Her soul, cavernous and longing for the woman who gave her life, poured her own raw grief out into poetic and aching words filled with so much love. Love for the woman she’d lost, but also love for those of us hurting, who read her words. Such genuine transparence etched itself into the grieving hearts of these readers.

Into me…

This woman, who I am now so incredibly lucky to call friend, has taught me so much about grace, love, authenticity, faith and a hundred-thousand-trillion other vital things.

While my own name is merely a weather condition, envied by none, this beautiful soul’s name means PURE, and this is one hundred percent accurate because she absolutely is.

Karen means PURE.

In my 44 years, on this earth, I have known many Karens, and every single one of them have left marks of humanity and heart on the people lucky enough to know them.

Perhaps you don’t know Karens like the ones I’ve known… Think of the kindest and most worthy woman you’ve known. Perhaps a grandmother, or the sweet neighbor who always baked your favorite cookies and taught you to watercolor.

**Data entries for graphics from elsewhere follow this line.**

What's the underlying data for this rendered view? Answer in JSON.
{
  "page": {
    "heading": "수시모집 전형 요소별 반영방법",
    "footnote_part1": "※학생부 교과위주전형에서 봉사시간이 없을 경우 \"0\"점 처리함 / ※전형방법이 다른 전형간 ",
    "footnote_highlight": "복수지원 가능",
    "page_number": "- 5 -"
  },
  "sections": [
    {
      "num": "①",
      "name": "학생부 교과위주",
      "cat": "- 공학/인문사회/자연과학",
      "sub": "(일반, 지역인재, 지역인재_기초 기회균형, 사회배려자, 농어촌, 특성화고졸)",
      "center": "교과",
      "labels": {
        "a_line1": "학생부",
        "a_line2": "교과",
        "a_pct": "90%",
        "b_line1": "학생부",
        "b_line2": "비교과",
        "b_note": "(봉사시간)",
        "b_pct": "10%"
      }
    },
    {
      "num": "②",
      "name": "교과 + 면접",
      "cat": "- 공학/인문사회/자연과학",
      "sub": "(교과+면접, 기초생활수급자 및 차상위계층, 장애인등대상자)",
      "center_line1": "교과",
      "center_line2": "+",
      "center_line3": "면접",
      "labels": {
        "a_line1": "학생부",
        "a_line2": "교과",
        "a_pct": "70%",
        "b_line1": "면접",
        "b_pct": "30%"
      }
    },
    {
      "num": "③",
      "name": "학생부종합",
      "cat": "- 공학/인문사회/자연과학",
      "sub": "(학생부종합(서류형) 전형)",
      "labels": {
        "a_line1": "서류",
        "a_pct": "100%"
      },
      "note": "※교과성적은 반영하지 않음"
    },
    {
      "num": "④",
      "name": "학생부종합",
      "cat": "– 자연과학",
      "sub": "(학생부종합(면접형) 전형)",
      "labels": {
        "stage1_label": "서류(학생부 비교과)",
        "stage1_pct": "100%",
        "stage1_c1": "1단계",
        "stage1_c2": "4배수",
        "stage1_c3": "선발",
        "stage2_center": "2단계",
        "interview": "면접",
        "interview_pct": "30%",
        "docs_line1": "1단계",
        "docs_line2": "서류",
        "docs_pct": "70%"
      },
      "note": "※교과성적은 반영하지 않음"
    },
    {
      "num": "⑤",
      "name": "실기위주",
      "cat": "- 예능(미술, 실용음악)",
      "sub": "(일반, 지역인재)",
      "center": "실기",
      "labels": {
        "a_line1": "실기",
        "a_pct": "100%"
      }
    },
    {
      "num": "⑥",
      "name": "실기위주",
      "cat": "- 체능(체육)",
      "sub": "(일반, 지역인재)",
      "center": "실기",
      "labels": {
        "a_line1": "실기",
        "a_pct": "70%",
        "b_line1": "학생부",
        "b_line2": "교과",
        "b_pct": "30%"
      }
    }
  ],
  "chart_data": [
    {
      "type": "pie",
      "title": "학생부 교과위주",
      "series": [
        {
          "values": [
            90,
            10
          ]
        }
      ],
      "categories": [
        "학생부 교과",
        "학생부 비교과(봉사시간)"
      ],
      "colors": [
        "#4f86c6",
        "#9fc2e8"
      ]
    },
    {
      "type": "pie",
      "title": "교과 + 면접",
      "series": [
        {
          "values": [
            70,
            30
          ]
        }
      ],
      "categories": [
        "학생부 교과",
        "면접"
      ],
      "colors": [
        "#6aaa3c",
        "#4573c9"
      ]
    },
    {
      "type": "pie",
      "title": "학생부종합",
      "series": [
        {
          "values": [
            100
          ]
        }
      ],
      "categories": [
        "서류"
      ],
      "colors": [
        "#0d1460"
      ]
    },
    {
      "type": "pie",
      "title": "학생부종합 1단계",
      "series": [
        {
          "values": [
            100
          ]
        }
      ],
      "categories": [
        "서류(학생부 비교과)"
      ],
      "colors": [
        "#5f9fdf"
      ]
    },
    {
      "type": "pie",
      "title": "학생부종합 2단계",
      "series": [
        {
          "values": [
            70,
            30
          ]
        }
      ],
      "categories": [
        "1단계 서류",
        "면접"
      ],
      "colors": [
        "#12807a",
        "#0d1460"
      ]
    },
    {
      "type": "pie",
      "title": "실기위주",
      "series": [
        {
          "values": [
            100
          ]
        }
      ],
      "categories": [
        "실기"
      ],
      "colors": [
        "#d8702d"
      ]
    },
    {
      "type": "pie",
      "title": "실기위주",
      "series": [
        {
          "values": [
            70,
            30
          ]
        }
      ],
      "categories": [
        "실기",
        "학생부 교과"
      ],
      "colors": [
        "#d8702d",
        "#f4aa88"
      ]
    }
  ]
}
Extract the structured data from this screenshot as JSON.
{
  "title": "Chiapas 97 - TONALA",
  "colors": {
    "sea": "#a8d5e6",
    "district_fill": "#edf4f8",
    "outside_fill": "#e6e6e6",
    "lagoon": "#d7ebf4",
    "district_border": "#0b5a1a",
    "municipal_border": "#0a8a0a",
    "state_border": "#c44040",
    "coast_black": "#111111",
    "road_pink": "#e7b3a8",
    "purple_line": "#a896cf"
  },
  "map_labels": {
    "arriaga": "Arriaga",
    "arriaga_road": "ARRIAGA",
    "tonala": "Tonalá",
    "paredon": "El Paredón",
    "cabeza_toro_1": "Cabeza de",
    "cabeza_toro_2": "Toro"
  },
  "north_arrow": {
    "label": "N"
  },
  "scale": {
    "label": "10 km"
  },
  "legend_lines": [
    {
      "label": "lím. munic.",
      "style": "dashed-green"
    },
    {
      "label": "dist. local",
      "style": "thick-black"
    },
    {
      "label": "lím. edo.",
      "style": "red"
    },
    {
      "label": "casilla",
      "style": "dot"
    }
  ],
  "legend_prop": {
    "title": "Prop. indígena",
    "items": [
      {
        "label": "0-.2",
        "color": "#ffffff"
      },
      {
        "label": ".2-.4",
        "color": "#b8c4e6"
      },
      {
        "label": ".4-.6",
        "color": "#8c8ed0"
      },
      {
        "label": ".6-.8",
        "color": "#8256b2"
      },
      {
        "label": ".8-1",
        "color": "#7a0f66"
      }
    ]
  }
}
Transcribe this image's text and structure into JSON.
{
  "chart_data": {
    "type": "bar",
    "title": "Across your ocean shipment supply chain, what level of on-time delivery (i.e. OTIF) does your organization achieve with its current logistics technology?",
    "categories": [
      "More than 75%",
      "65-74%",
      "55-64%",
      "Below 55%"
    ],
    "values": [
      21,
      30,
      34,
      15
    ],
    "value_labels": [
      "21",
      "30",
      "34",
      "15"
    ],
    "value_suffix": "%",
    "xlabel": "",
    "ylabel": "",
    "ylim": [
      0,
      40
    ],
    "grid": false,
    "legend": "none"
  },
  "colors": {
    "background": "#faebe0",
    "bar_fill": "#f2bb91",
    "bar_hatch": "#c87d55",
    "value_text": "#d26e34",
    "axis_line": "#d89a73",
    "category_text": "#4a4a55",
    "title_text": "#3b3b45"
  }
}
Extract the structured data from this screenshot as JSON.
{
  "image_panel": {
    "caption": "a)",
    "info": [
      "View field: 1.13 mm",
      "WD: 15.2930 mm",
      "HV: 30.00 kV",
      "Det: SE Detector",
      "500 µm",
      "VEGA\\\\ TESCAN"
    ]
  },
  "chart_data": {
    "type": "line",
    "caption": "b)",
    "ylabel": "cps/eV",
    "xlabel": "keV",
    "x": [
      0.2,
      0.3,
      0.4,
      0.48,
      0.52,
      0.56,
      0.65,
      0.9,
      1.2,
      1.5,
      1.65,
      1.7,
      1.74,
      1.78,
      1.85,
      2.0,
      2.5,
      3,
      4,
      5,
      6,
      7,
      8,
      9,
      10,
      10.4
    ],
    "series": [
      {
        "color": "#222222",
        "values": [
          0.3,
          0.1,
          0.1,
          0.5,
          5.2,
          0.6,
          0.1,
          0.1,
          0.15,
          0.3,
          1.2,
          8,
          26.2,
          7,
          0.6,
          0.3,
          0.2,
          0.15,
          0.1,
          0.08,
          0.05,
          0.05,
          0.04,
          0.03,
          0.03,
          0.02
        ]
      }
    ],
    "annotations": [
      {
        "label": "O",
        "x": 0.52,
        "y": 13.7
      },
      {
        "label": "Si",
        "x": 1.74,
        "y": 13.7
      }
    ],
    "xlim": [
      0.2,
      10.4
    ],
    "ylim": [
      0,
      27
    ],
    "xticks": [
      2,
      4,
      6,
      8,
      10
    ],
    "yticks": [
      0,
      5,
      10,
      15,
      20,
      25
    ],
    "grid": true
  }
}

Whoever this spirit is- give her a moment of space and honor in your mind… There is so much power and peace when we take a moment to reflect, honoring women who have shaped us in good ways, isn’t there?

Now, imagine the heroin’s name is an insult.

For being pure, raw, tender and honest women who love, and do it well, their very identity is a joke.

Everytime we call some awful, mean white woman a “karen”, we tarnish the names of women who are nothing like her. Women who are anything but basic. Everytime we use their name, we HURT them. We HURT their children and the people who love them. Doesn’t it kind of seem like that might be uglier behavior than the ridiculous way the “Karen” in question behaved? Who is the jerk now? We are.

When I was younger, if we were venting about the mean customer at the counter, we simply referred to her as a bitch. Feminism has shown us that if we want men to respect us and stop minimizing women into little labels of cruelty, then we need to set the example and not do things like calling other women derogatory names either.

Derogatory names, like bitch.

I’ve got to say though, if we are incapable of not labelling women like this something that conveys exactly how terrible they are, in that one word, then isn’t the vulgarity a kinder option? Isn’t it kinder to say the words “I had a customer today who was such a bitch, and here’s what she did…” rather than victimizing innocent women, their legacies and reputations because of one difficult woman’s selfishness.

Maybe it’s just me though… One day I hope there’s a world where we don’t need to exploit the behavior of someone for laughs and likes and sensationalism. One day I hope people resort to kindness and don’t inspire that reaction. This isn’t the world we live in, and so I simply have to ask if we can get some perspective when it comes to the actual Karens of the world…

The actual blondes, who aren’t ditzy.

The Black women who are beautiful and brilliant and inspiring.

The single moms who work hard and are not lazy or easy.

Can we just decide today, right now, to intentionally see people and stop this lazy minimization? Can we agree that one bad piece of fruit is incapable of destroying the whole orchard?